Trump Associate Denies Illegal Foreign Lobbying for United Arab Emirates
NEW YORK — Real estate investment mogul Thomas J. Barrack Jr. testified in a New York courtroom Monday that his affiliation with Donald Trump’s presidency was “disastrous” for his business and personal life.
He is charged with lying to the FBI and illegal lobbying for the United Arab Emirates while he worked as a fundraiser for Trump’s presidential campaign.
Barrack, founder of investment firm Colony Capital, Inc., acknowledged he discussed business with United Arab Emirates government officials but believed it was harmless.
He also said he never would have gotten involved with the Trump presidency if he had known the consequences. He described them as a “nightmare” for his company.
His testimony gave an insider’s view of the tumultuous mixed role of lobbyists within the Trump administration.
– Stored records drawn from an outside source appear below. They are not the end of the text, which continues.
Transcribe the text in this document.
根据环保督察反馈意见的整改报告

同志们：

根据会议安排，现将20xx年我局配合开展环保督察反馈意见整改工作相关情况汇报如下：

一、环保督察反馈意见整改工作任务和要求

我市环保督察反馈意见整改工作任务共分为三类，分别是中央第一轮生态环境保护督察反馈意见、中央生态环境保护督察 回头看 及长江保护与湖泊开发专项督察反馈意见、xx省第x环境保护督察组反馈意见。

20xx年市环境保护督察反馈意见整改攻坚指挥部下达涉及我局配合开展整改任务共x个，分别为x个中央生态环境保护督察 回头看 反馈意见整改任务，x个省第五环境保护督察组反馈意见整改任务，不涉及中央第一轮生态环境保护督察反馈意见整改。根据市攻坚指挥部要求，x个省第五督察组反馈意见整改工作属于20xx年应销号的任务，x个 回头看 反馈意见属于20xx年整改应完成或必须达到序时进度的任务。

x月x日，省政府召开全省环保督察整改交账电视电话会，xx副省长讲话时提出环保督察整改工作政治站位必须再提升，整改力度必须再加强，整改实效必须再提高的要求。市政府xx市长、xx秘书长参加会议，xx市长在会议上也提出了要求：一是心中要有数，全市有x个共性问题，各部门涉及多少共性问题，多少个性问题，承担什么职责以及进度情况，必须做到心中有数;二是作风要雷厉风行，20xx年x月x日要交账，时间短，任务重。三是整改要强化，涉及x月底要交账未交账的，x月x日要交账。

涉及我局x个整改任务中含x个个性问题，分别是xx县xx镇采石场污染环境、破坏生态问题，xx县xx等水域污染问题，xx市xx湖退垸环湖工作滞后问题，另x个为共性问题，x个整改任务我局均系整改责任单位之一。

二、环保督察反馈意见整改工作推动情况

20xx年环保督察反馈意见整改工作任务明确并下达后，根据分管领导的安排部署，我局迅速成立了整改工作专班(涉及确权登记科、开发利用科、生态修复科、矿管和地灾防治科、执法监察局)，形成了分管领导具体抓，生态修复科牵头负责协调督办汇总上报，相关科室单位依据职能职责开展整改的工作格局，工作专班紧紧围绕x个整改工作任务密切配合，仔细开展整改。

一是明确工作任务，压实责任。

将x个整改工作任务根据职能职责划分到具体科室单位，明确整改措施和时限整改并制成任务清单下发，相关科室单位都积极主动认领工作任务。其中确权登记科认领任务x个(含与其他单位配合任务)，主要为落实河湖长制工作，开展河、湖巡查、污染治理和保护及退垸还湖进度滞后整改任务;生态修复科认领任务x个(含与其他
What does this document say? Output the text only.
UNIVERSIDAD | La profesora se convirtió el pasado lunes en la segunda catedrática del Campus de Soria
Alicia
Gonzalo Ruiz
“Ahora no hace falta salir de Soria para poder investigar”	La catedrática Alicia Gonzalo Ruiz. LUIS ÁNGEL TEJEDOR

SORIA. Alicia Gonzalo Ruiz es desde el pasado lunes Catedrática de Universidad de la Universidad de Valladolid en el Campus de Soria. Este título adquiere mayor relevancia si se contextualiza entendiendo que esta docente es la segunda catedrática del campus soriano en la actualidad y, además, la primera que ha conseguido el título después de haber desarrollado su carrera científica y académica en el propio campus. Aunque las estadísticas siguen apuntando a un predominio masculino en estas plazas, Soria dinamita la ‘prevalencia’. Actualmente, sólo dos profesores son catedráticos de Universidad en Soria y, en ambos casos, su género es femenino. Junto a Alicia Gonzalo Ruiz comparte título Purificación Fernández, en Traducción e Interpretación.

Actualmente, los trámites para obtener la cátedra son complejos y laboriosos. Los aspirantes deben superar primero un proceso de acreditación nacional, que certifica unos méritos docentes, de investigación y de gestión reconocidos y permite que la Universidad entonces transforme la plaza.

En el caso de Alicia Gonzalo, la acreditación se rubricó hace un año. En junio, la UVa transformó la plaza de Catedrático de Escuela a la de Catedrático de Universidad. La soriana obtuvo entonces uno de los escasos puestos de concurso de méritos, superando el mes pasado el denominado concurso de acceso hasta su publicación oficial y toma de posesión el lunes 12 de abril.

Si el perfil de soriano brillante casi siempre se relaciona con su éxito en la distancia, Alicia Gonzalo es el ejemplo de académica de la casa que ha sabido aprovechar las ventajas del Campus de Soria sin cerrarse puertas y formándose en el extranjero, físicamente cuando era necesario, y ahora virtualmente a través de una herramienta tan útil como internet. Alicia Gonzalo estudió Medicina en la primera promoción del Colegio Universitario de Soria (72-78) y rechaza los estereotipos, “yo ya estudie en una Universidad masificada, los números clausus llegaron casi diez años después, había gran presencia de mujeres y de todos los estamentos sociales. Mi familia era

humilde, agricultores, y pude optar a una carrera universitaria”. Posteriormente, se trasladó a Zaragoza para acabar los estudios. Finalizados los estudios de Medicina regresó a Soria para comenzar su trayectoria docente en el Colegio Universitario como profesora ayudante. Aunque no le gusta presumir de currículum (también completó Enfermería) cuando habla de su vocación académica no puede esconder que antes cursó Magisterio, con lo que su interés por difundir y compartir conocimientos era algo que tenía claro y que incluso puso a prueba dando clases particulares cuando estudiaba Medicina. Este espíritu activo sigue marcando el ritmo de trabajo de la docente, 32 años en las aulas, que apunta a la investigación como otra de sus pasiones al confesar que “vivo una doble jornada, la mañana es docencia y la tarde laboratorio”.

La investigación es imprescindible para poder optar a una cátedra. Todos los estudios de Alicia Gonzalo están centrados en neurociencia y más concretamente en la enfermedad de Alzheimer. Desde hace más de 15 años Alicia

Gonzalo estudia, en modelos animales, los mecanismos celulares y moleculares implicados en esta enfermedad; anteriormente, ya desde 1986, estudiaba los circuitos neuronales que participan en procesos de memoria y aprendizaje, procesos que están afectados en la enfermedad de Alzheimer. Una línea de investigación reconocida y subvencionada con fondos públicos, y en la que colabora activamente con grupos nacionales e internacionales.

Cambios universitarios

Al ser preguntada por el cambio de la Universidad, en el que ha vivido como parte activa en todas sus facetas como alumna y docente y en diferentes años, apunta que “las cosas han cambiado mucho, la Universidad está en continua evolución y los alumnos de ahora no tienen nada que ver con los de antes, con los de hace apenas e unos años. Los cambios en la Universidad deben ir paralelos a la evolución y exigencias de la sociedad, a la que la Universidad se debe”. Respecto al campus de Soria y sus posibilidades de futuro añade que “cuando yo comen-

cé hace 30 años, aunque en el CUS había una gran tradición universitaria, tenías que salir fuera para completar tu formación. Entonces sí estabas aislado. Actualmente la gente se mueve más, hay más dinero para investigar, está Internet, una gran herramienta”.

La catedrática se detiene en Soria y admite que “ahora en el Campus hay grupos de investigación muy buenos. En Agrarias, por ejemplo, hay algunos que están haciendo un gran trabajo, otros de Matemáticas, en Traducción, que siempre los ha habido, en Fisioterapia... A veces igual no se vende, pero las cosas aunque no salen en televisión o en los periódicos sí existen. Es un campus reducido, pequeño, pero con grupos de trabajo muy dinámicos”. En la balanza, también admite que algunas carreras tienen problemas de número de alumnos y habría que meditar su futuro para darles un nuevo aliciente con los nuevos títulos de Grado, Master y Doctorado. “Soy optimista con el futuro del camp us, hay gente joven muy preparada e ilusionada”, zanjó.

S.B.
During the 2016 campaign, Trump promised to “drain the swamp,” which most specifically referred to how lobbyists exert their influence over politics. He pledged ethical reforms to restrict lobbying.
After taking office, Trump required a five-year ban on serving as a lobbyist after working in the executive branch of government. One of his last acts as president was to reverse the policy, thereby allowing his staff to work as lobbyists.
Records of lobbyist registrations with the clerks of the House and Senate show the number of lobbyists increased during the Trump administration.
In July 2021, Barrack was arrested on federal charges for acting as an unregistered foreign lobbyist, obstructing justice and giving false statements to the FBI.
The seven-count indictment said the private equity investor tried to influence Trump to change foreign policies to benefit the United Arab Emirates. Barrack was a friend and business associate of Trump before his presidency.
He pleaded not guilty in U.S. District Court in New York and was released from custody after posting a $250 million bond with cash security of $5 million.
A former top executive at Colonial Capital, Matthew Grimes, and Emirati businessman Rashid al-Malik also were indicted on charges of acting as foreign agents without registering with the Justice Department.
Grimes has pleaded not guilty. Al-Malik fled the United States in 2018 after being questioned by the FBI.
Part of Barrack’s testimony Monday consisted of fending off accusations that he knew al-Malik was recruiting him to act as a United Arab Emirates lobbyist.
“Did it ever occur to you that maybe Rashid was some kind of government agent to the UAE?” Michael Schachter, Barrack’s attorney, asked.
“No sir,” Barrack replied.
“Did he ask if you were willing to agree to operate in the U.S. subject to direction or control of the UAE?” Schachter asked.
“Absolutely not,” Barrack replied.
Prosecutors said al-Malik posed as a businessman but operated secretly as a United Arab Emirates government agent.
“The defendant Barrack even called Rashid al-Malik the UAE’s secret weapon to influence the United States,” said assistant U.S. attorney Hiral Mehta.
Barrack admitted to meeting with United Arab Emirates officials but said he believed he was trying to help foreign relations, such as after Trump banned travel in 2017 to the United States for 90 days from seven predominantly Muslim countries. The executive order prompted protests in the United States and condemnations among Middle Eastern countries.
“I knew that Donald Trump, regardless of what anybody thought, was smart, was instinctively attuned to different points of view and that this Muslim ban thing, in my opinion, was a big problem for him … ” Barrack said. “What President Trump didn’t have was any of the reps of the Muslim community or the Arab community [advising him] about what to do. And I thought it would be beneficial for all of them to create a dialogue.”
Shortly before Barrack testified, Trump posted a message on his Truth Social internet platform, saying Barrack is a “highly respected businessman.” Trump also said he did not believe Barrack was a United Arab Emirates agent.
“He is being unfairly persecuted only because he is a supporter of ‘Trump,’” Trump said in his message.
Barrack was less complimentary of the former president.
When asked by his attorney whether he would have backed a different presidential candidate if he knew what would happen in the Trump administration, Barrack replied, “In hindsight, unquestionably.”
He said he never would have guessed his presidency would be so divisive.
The prosecution has ended its portion of the trial that has stretched for five weeks. The defense continued Tuesday.